Genre : Drame, film historique, guerre
Durée : 109’
Acteurs : Omar Sy, Alassane Diong, Jonas Bloquet, Bamar Kane, Alassane Sy...
Synopsis :
1917. Bakary Diallo s’enrôle dans l’armée française pour rejoindre Thierno, son fils de 17 ans, qui a été recruté de force. Envoyés sur le front, père et fils vont devoir affronter la guerre ensemble. Galvanisé par la fougue de son officier qui veut le conduire au cœur de la bataille, Thierno va s’affranchir et apprendre à devenir un homme, tandis que Bakary va tout faire pour l’arracher aux combats et le ramener sain et sauf.
La critique de Julien
Il y a trois ans, déjà, que Sam Mendes nous dévoilait son film du guerre techniquement révolutionnaire "1917", lequel était tourné sous forme de plusieurs longues prises de vues réelles, mais donnant l’effet d’un seul et même plan-séquence, grâce à l’utilisation de plans de caméra en mouvement et d’un montage ne laissant aucunement présager ses coupures. Notamment Grand Prix 2021 de l’Union de la Critique de Cinéma belge (UCC), ce film nous emmenait alors dans la tourmente de la Première Guerre mondiale, où deux jeunes soldats britanniques se voyaient assigner une mission, à proprement parler, impossible. Second film du réalisateur français Mathieu Vadepied après "La Vie en Grand" (2015), "Tirailleurs" plante lui également son action en 1917, alors que le Sénégalais Bakary Diallo (Omar Sy) s’engage volontairement dans l’armée française pour suivre Thierno (Alassane Diong), son fils âgé de 17 ans, enrôlé de force dans l’armée française en tant que soldat d’infanterie coloniale, considéré dès lors comme un tirailleur sénégalais (bien que certains étaient originaires de Guinée, du Soudan, ou encore du Niger). Dissous en 1960, ce corps militaire comptait près de 200 000 indigènes durant la Première Guerre mondiale (30 000 morts, mais de nombreux blessés ou invalides), eux dont l’histoire est souvent méconnue, voire oubliée des manuels scolaires. Défini par son metteur en scène comme le "projet d’une vie", "Tirailleurs" leur rend ainsi hommage, lesquels se sont battus pour la France sans jamais (ou tardivement) avoir eu la reconnaissance de leur sacrifice, tout comme Mathieu Vadepied espère, par son film, éveiller les consciences de la richesse de la différence et la beauté des cultures...

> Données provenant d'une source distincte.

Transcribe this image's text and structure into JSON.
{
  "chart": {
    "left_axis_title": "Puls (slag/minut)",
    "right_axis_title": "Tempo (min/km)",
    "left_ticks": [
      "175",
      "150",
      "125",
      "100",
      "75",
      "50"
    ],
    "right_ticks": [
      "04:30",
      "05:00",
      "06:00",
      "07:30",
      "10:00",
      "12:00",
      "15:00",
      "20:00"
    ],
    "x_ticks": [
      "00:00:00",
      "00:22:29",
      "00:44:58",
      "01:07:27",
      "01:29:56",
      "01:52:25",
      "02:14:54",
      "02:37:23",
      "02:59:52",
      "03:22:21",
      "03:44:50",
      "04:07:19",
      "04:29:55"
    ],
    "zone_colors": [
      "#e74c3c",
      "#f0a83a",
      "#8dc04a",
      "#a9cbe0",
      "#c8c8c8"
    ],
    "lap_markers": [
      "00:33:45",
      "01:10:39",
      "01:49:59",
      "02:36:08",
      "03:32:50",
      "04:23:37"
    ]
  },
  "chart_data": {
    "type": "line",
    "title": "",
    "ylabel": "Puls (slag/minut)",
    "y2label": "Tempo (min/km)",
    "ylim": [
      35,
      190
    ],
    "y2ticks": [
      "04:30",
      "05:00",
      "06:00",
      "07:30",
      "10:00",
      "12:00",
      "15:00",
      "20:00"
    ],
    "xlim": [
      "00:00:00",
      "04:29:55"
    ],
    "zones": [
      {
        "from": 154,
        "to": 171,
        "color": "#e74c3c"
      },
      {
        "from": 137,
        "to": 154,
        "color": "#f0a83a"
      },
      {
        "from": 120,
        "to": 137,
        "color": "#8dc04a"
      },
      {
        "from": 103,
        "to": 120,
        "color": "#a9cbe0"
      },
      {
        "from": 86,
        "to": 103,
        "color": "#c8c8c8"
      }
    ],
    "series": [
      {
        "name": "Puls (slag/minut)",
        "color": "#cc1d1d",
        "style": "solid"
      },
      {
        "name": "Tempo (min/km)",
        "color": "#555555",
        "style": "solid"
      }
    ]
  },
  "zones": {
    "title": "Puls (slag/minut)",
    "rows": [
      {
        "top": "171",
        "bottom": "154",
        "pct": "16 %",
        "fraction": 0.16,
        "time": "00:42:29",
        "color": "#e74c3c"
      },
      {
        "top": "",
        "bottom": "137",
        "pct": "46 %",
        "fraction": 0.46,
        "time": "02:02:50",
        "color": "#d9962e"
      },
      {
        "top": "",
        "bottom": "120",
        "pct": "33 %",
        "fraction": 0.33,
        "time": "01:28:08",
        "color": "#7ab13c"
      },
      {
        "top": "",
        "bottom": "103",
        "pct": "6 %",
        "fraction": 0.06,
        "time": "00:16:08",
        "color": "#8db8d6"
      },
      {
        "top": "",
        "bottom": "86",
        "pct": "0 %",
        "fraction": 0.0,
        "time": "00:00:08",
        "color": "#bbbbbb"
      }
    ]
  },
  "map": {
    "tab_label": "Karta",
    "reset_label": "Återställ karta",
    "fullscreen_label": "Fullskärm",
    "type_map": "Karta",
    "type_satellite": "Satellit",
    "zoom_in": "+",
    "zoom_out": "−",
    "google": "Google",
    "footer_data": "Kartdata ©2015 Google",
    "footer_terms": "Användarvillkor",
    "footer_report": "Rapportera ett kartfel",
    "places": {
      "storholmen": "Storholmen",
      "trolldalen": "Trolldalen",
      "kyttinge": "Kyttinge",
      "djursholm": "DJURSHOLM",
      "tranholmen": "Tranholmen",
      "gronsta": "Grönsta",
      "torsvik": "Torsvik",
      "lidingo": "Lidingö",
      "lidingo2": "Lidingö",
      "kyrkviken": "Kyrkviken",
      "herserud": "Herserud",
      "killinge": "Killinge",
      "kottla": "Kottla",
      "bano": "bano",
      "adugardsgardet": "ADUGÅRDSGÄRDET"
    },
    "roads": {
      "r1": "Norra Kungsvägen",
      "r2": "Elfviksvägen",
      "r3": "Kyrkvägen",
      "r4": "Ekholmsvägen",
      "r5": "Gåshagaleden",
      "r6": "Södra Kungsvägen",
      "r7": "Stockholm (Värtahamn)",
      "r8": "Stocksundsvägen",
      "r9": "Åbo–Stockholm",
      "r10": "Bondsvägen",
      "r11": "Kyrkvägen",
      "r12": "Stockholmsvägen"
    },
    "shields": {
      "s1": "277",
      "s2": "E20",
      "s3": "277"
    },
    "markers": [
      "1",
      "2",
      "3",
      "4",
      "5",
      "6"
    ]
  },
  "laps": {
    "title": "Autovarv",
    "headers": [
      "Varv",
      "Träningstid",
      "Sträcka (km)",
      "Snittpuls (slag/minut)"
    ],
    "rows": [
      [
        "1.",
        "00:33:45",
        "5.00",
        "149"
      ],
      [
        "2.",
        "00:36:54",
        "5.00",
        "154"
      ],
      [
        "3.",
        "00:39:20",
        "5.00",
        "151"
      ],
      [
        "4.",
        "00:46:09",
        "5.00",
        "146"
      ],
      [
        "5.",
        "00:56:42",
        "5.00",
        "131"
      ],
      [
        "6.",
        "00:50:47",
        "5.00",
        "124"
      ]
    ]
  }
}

Tourné en partie en peul, c’est-à-dire la langue parlée dans une vingtaine d’États en Afrique de l’Ouest et au Sahel ainsi qu’en Afrique centrale, ce film est le fruit de dix années de développement, le réalisateur et Omar Sy s’étant rencontrés sur le tournage "d’Intouchables" (2011), où le premier était directeur de la photographie. Trop âgé aujourd’hui pour en jouer le rôle principal, l’acteur y incarne alors le père du héros du film, tandis qu’il co-produit le projet, lequel a nécessité de nombreuses réécritures de la part des scénaristes, avec notamment quelques frictions entre le réalisateur et Omar Sy, étant donné leurs ressentis parfois différents autour du film, lesquels ont ainsi appris à s’écouter, à échanger, afin notamment ainsi de trouver un axe inédit et respectueux envers le personnage de ce dernier qui, même si est fictionnel, ne devait pas sacrifier la véracité des propos, et surtout de l’émotion...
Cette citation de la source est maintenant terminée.